The Wolverines and Central Florida were locked at two apiece heading into extra innings after a clutch double in the seventh by the Knights’ outfielder Maddie Bejarano. At this point, giving up any run would mean a descent into the losers bracket, and a much tougher path to the Super Regional round.
Michigan’s pitchers were pushed to their limits as it did everything in its power to take the game. But at critical times, the players in the circle did not receive the support they needed from a usually error-free fielding corps.
“When you’re not scoring runs, it’s gonna be a tight, tight game,” Wolverines coach Carol Hutchins said.
And with UCF being the host team, Michigan had no room for error.
In the ninth inning, a miscommunication at first base gave the Knights their first base runner of the inning. On the very next play, a grounder up the middle froze both graduate second baseman Melina Livingston and freshman shortstop Ella McVey, and neither could make a play. Now there were two free baserunners for UCF with only one out. These plays prompted Hutchins to call for fifth-year left-hander Meghan Beaubien to re-enter the game.

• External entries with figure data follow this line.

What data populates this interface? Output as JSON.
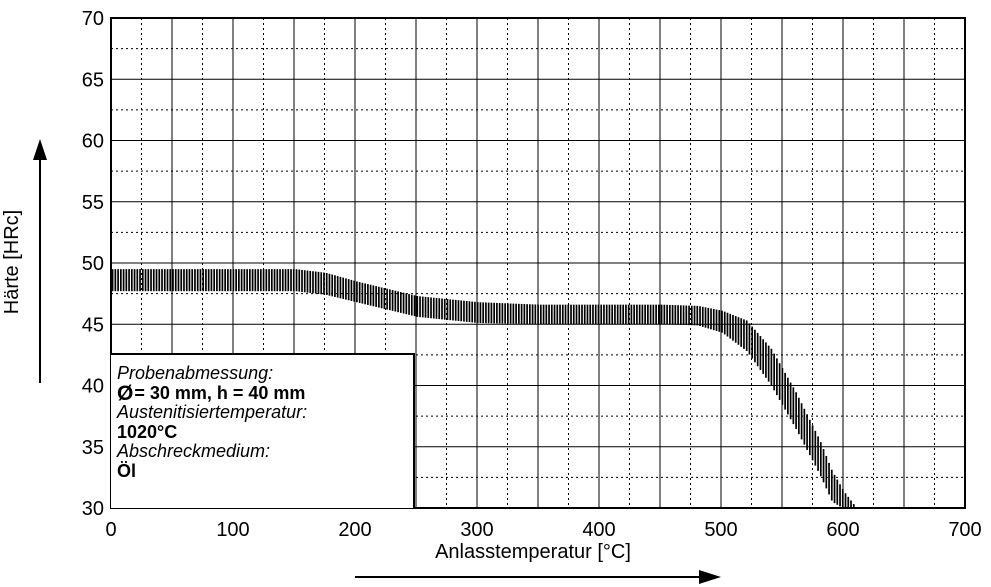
{
  "chart_data": {
    "type": "area",
    "title": "",
    "xlabel": "Anlasstemperatur [°C]",
    "ylabel": "Härte [HRc]",
    "xlim": [
      0,
      700
    ],
    "ylim": [
      30,
      70
    ],
    "xticks": [
      0,
      100,
      200,
      300,
      400,
      500,
      600,
      700
    ],
    "yticks": [
      30,
      35,
      40,
      45,
      50,
      55,
      60,
      65,
      70
    ],
    "grid": true,
    "band": {
      "description": "hatched hardness scatter band",
      "x": [
        0,
        25,
        50,
        100,
        150,
        175,
        200,
        250,
        300,
        350,
        400,
        450,
        480,
        500,
        520,
        540,
        560,
        580,
        590,
        600,
        610
      ],
      "upper": [
        49.5,
        49.5,
        49.5,
        49.5,
        49.5,
        49.2,
        48.5,
        47.3,
        46.8,
        46.6,
        46.6,
        46.6,
        46.5,
        46.1,
        45.3,
        43.0,
        39.5,
        35.5,
        33.0,
        31.3,
        30.0
      ],
      "lower": [
        47.7,
        47.7,
        47.7,
        47.7,
        47.7,
        47.4,
        46.8,
        45.6,
        45.1,
        45.0,
        45.0,
        45.0,
        44.9,
        44.3,
        42.8,
        40.0,
        36.5,
        32.7,
        30.5,
        29.9,
        29.9
      ]
    },
    "legend": {
      "position": "bottom-left",
      "line1": "Probenabmessung:",
      "line2_symbol": "Ø",
      "line2": "= 30 mm, h = 40 mm",
      "line3": "Austenitisiertemperatur:",
      "line4": "1020°C",
      "line5": "Abschreckmedium:",
      "line6": "Öl"
    },
    "colors": {
      "axis": "#000000",
      "band": "#000000",
      "grid": "#000000"
    }
  }
}
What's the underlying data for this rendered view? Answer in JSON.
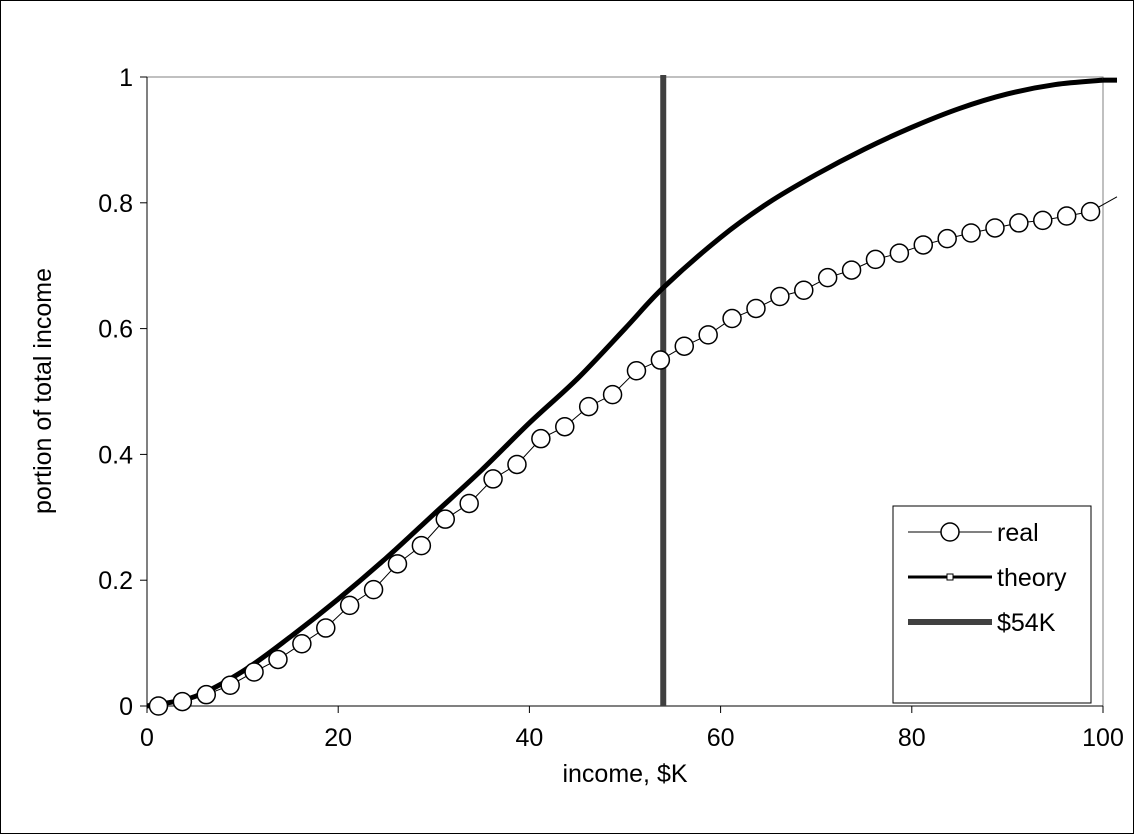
{
  "chart_data": {
    "type": "line",
    "xlabel": "income, $K",
    "ylabel": "portion of total income",
    "xlim": [
      0,
      100
    ],
    "ylim": [
      0,
      1
    ],
    "xticks": [
      "0",
      "20",
      "40",
      "60",
      "80",
      "100"
    ],
    "yticks": [
      "0",
      "0.2",
      "0.4",
      "0.6",
      "0.8",
      "1"
    ],
    "grid": false,
    "legend_position": "bottom-right",
    "series": [
      {
        "name": "real",
        "color": "#000000",
        "marker": "open-circle",
        "x": [
          1.2,
          3.7,
          6.2,
          8.7,
          11.2,
          13.7,
          16.2,
          18.7,
          21.2,
          23.7,
          26.2,
          28.7,
          31.2,
          33.7,
          36.2,
          38.7,
          41.2,
          43.7,
          46.2,
          48.7,
          51.2,
          53.7,
          56.2,
          58.7,
          61.2,
          63.7,
          66.2,
          68.7,
          71.2,
          73.7,
          76.2,
          78.7,
          81.2,
          83.7,
          86.2,
          88.7,
          91.2,
          93.7,
          96.2,
          98.7
        ],
        "y": [
          0.0,
          0.007,
          0.018,
          0.033,
          0.054,
          0.074,
          0.099,
          0.124,
          0.16,
          0.185,
          0.226,
          0.255,
          0.297,
          0.322,
          0.361,
          0.384,
          0.425,
          0.444,
          0.476,
          0.495,
          0.533,
          0.55,
          0.572,
          0.59,
          0.616,
          0.632,
          0.651,
          0.661,
          0.681,
          0.693,
          0.71,
          0.72,
          0.733,
          0.743,
          0.752,
          0.76,
          0.768,
          0.772,
          0.779,
          0.786
        ],
        "line_end": [
          100,
          0.8
        ]
      },
      {
        "name": "theory",
        "color": "#000000",
        "marker": "small-square",
        "x": [
          0,
          5,
          10,
          15,
          20,
          25,
          30,
          35,
          40,
          45,
          50,
          54,
          60,
          65,
          70,
          75,
          80,
          85,
          90,
          95,
          100
        ],
        "y": [
          0.0,
          0.015,
          0.055,
          0.11,
          0.17,
          0.235,
          0.305,
          0.375,
          0.45,
          0.52,
          0.6,
          0.665,
          0.745,
          0.8,
          0.845,
          0.885,
          0.92,
          0.95,
          0.973,
          0.988,
          0.995
        ]
      },
      {
        "name": "$54K",
        "color": "#404040",
        "x_value": 54
      }
    ]
  }
}
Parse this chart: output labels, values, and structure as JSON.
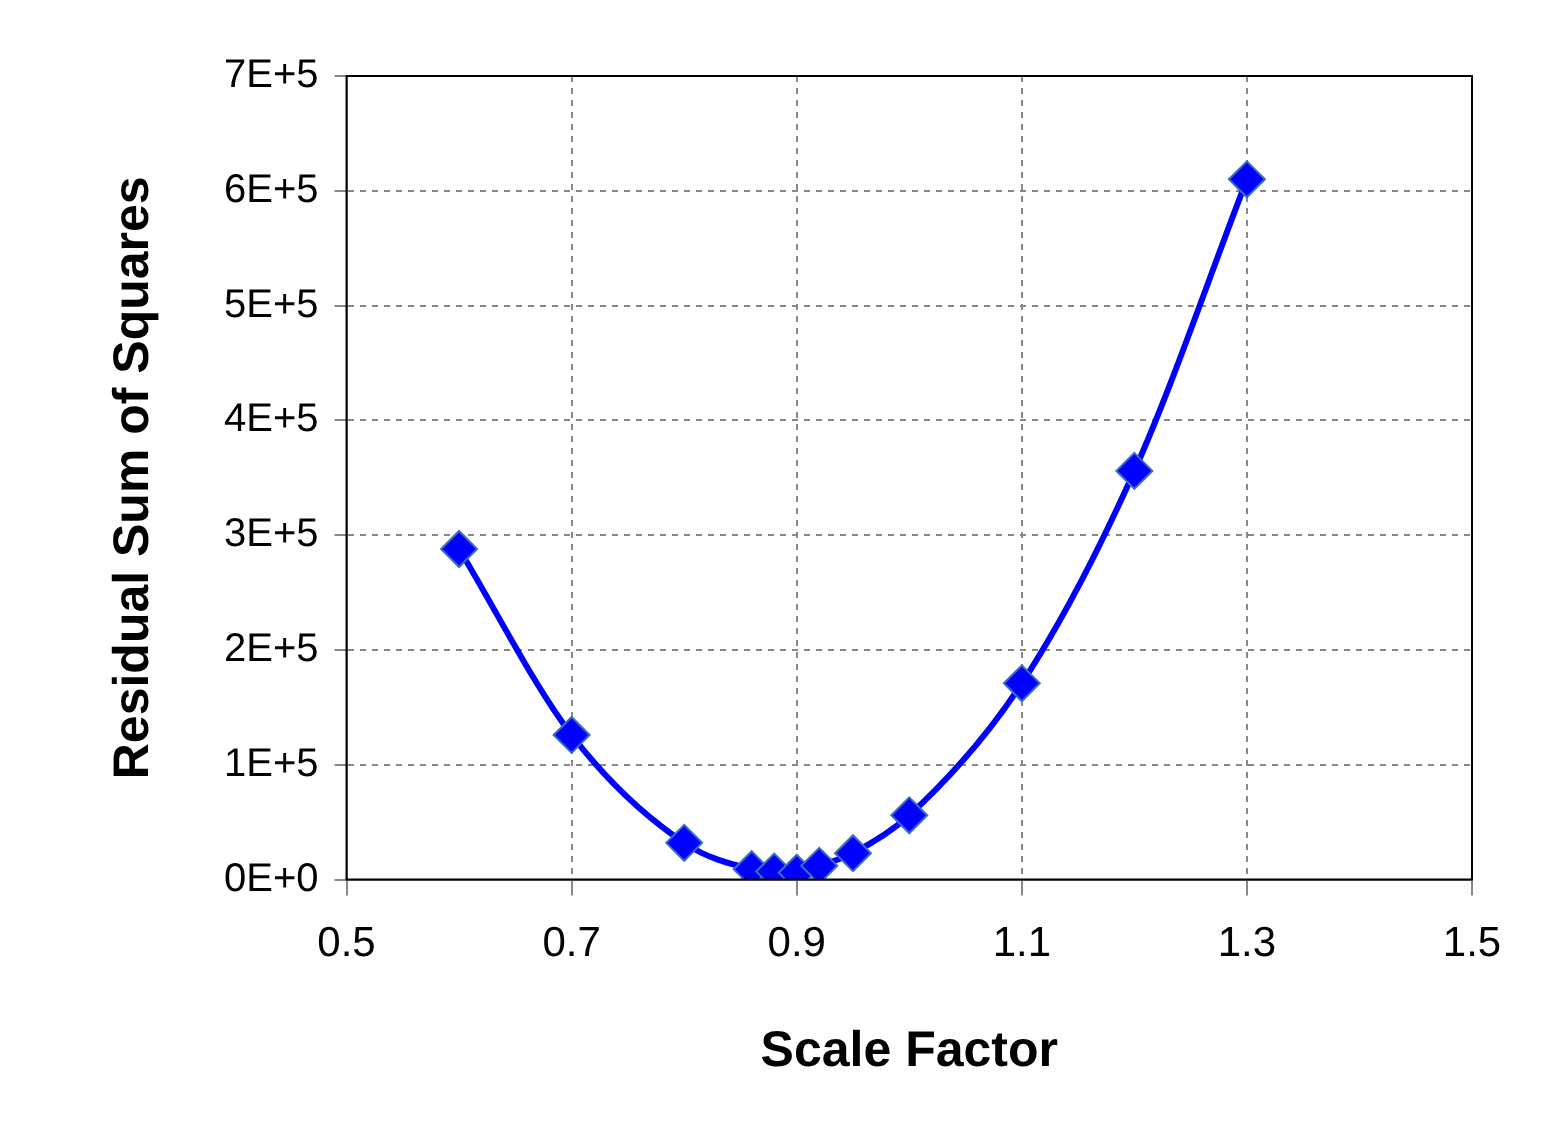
{
  "chart_data": {
    "type": "line",
    "xlabel": "Scale Factor",
    "ylabel": "Residual Sum of Squares",
    "x": [
      0.6,
      0.7,
      0.8,
      0.86,
      0.88,
      0.9,
      0.92,
      0.95,
      1.0,
      1.1,
      1.2,
      1.3
    ],
    "series": [
      {
        "color": "#0000ff",
        "values": [
          288000,
          126000,
          32000,
          9000,
          7000,
          6000,
          12000,
          23000,
          56000,
          171000,
          356000,
          610000
        ]
      }
    ],
    "xlim": [
      0.5,
      1.5
    ],
    "xticks": [
      0.5,
      0.7,
      0.9,
      1.1,
      1.3,
      1.5
    ],
    "ylim": [
      0,
      700000
    ],
    "yticks": [
      {
        "value": 0,
        "label": "0E+0"
      },
      {
        "value": 100000,
        "label": "1E+5"
      },
      {
        "value": 200000,
        "label": "2E+5"
      },
      {
        "value": 300000,
        "label": "3E+5"
      },
      {
        "value": 400000,
        "label": "4E+5"
      },
      {
        "value": 500000,
        "label": "5E+5"
      },
      {
        "value": 600000,
        "label": "6E+5"
      },
      {
        "value": 700000,
        "label": "7E+5"
      }
    ],
    "grid": true,
    "marker": "diamond",
    "line_style": "solid",
    "legend": false
  }
}
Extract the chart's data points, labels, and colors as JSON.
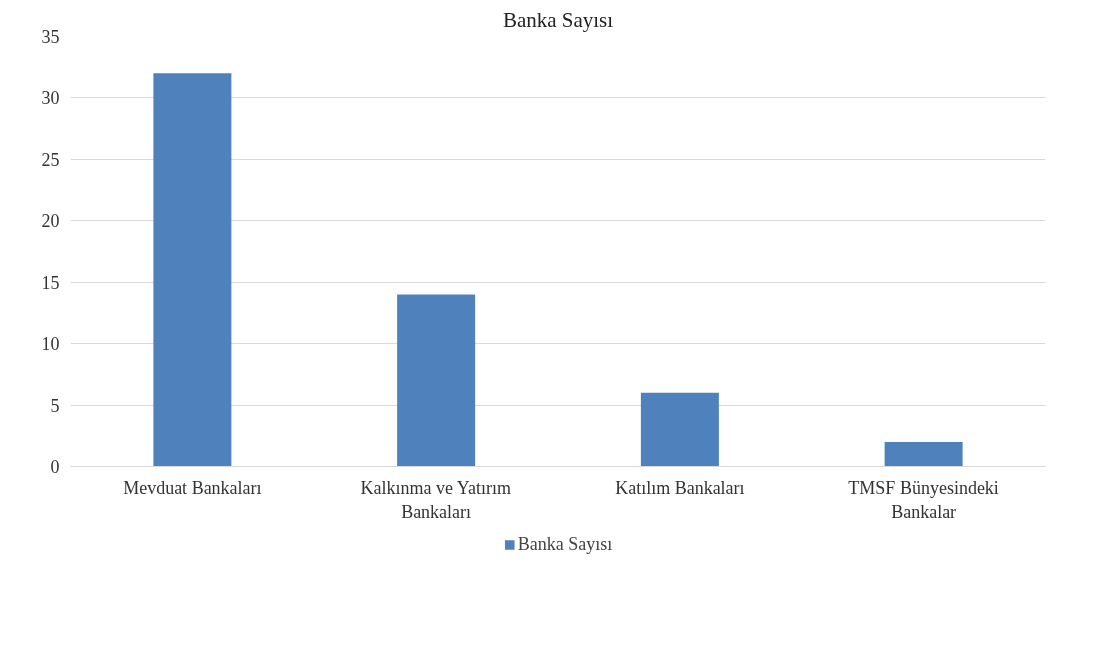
{
  "chart_data": {
    "type": "bar",
    "title": "Banka Sayısı",
    "categories": [
      "Mevduat Bankaları",
      "Kalkınma ve Yatırım Bankaları",
      "Katılım Bankaları",
      "TMSF Bünyesindeki Bankalar"
    ],
    "series": [
      {
        "name": "Banka Sayısı",
        "color": "#4f81bd",
        "values": [
          32,
          14,
          6,
          2
        ]
      }
    ],
    "ylim": [
      0,
      35
    ],
    "yticks": [
      0,
      5,
      10,
      15,
      20,
      25,
      30,
      35
    ],
    "grid": "y",
    "legend": "bottom"
  }
}
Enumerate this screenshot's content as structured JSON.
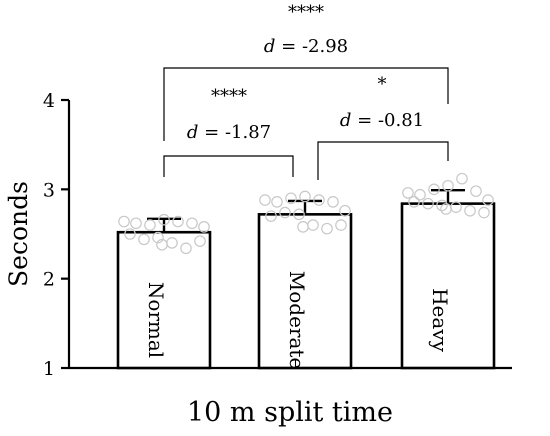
{
  "chart_data": {
    "type": "bar",
    "title": "",
    "xlabel": "10 m split time",
    "ylabel": "Seconds",
    "ylim": [
      1,
      4
    ],
    "yticks": [
      1,
      2,
      3,
      4
    ],
    "grid": false,
    "categories": [
      "Normal",
      "Moderate",
      "Heavy"
    ],
    "values": [
      2.52,
      2.72,
      2.84
    ],
    "errors": [
      0.15,
      0.15,
      0.15
    ],
    "points": [
      [
        2.64,
        2.62,
        2.6,
        2.66,
        2.64,
        2.62,
        2.58,
        2.5,
        2.44,
        2.46,
        2.4,
        2.34,
        2.42,
        2.38
      ],
      [
        2.88,
        2.86,
        2.9,
        2.92,
        2.88,
        2.86,
        2.76,
        2.7,
        2.74,
        2.72,
        2.6,
        2.56,
        2.6,
        2.58
      ],
      [
        2.96,
        2.94,
        3.0,
        3.04,
        3.12,
        2.98,
        2.88,
        2.86,
        2.84,
        2.82,
        2.8,
        2.76,
        2.74,
        2.78
      ]
    ],
    "comparisons": [
      {
        "from": 0,
        "to": 1,
        "stars": "****",
        "effect_label": "d",
        "effect_value": " = -1.87"
      },
      {
        "from": 1,
        "to": 2,
        "stars": "*",
        "effect_label": "d",
        "effect_value": " = -0.81"
      },
      {
        "from": 0,
        "to": 2,
        "stars": "****",
        "effect_label": "d",
        "effect_value": " = -2.98"
      }
    ],
    "colors": {
      "bar_fill": "#ffffff",
      "bar_stroke": "#000000",
      "point_stroke": "#c8c8c8",
      "text": "#000000"
    }
  }
}
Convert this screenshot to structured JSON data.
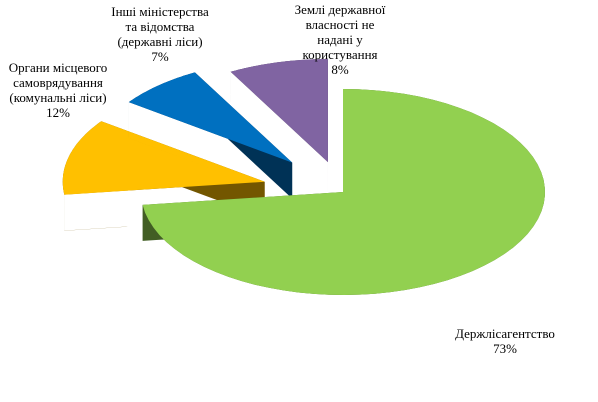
{
  "chart_data": {
    "type": "pie",
    "categories": [
      "Держлісагентство",
      "Органи місцевого\nсамоврядування\n(комунальні ліси)",
      "Інші міністерства\nта відомства\n(державні ліси)",
      "Землі державної\nвласності не\nнадані у\nкористування"
    ],
    "values": [
      73,
      12,
      7,
      8
    ],
    "value_labels": [
      "73%",
      "12%",
      "7%",
      "8%"
    ],
    "colors": [
      "#92d050",
      "#ffc000",
      "#0070c0",
      "#8064a2"
    ]
  }
}
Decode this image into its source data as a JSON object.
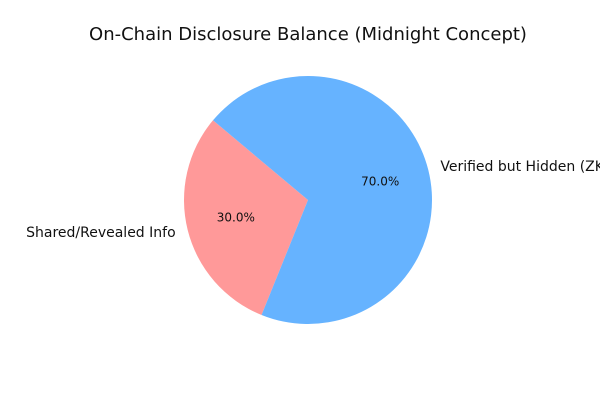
{
  "chart_data": {
    "type": "pie",
    "title": "On-Chain Disclosure Balance (Midnight Concept)",
    "labels": [
      "Shared/Revealed Info",
      "Verified but Hidden (ZK)"
    ],
    "values": [
      30,
      70
    ],
    "percent_labels": [
      "30.0%",
      "70.0%"
    ],
    "colors": [
      "#ff9999",
      "#66b3ff"
    ],
    "start_angle_deg": 140,
    "direction": "counterclockwise"
  }
}
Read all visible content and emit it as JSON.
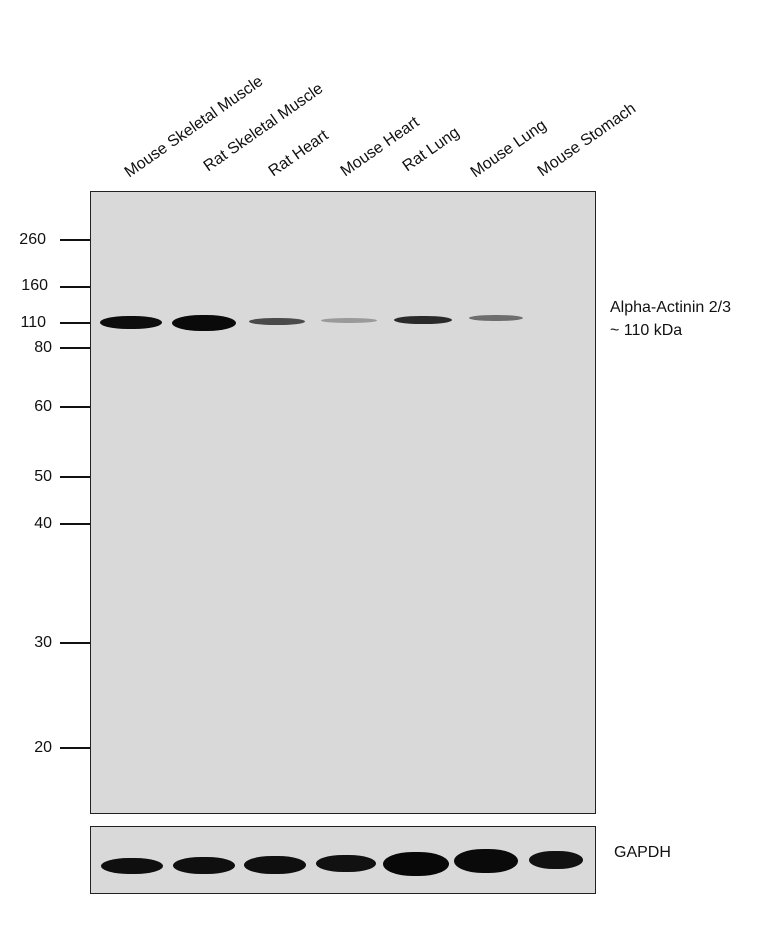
{
  "lanes": [
    "Mouse Skeletal Muscle",
    "Rat Skeletal Muscle",
    "Rat Heart",
    "Mouse Heart",
    "Rat Lung",
    "Mouse Lung",
    "Mouse Stomach"
  ],
  "markers": [
    "260",
    "160",
    "110",
    "80",
    "60",
    "50",
    "40",
    "30",
    "20"
  ],
  "target": {
    "name": "Alpha-Actinin 2/3",
    "size": "~ 110 kDa"
  },
  "loading_control": "GAPDH",
  "colors": {
    "membrane": "#d9d9d9",
    "band": "#0d0d0d"
  }
}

Beaubien struck out the side, but those errors gave the Knights a runner in scoring position and multiple chances to capitalize. And even though they didn’t walk it off on this occasion, the extra pressure on the pitchers — and the lineup as a whole — affected the Wolverines.
“The game came down to our lack of ability to get more runs on the board,” Hutchins said. “We had our share of opportunities but the bottom line is we had an opportunity to score but didn’t.”
But Michigan was unable to make good on these opportunities in the 10th and 11th frames.
In the 11th inning with one out, Beaubien’s control began to slip and allowed a walk. With the game in the balance, she refocused and coaxed a weak grounder out of the batter. But instead of that grounder being converted into an out, an error from Livingston on the force out kept the runner on second, still with only one out.
The next play, Bejarano came in clutch again, walking it off with a double down the right field line. That double would not have ended the game if it wasn’t for the error that preceded it.
Even so, Michigan had 12 outs in extras to score a run and take the game into its own hands. And if they had remained error-free, the Wolverines likely would have had even more opportunities to get a runner across.
“We can’t expect our pitchers to be flawless or anybody on the field to be flawless,” Hutchins said.
Now, their backs are against the wall, and another game with less-than-flawless execution could end their season.
Two runs won’t be enough against many teams, especially ones Michigan will face as it continues through the NCAA Tournament. If the Wolverines want to make a run, they will need to find their late-season form at the plate and clean up their act in the field.
Their postseason fate depends on it.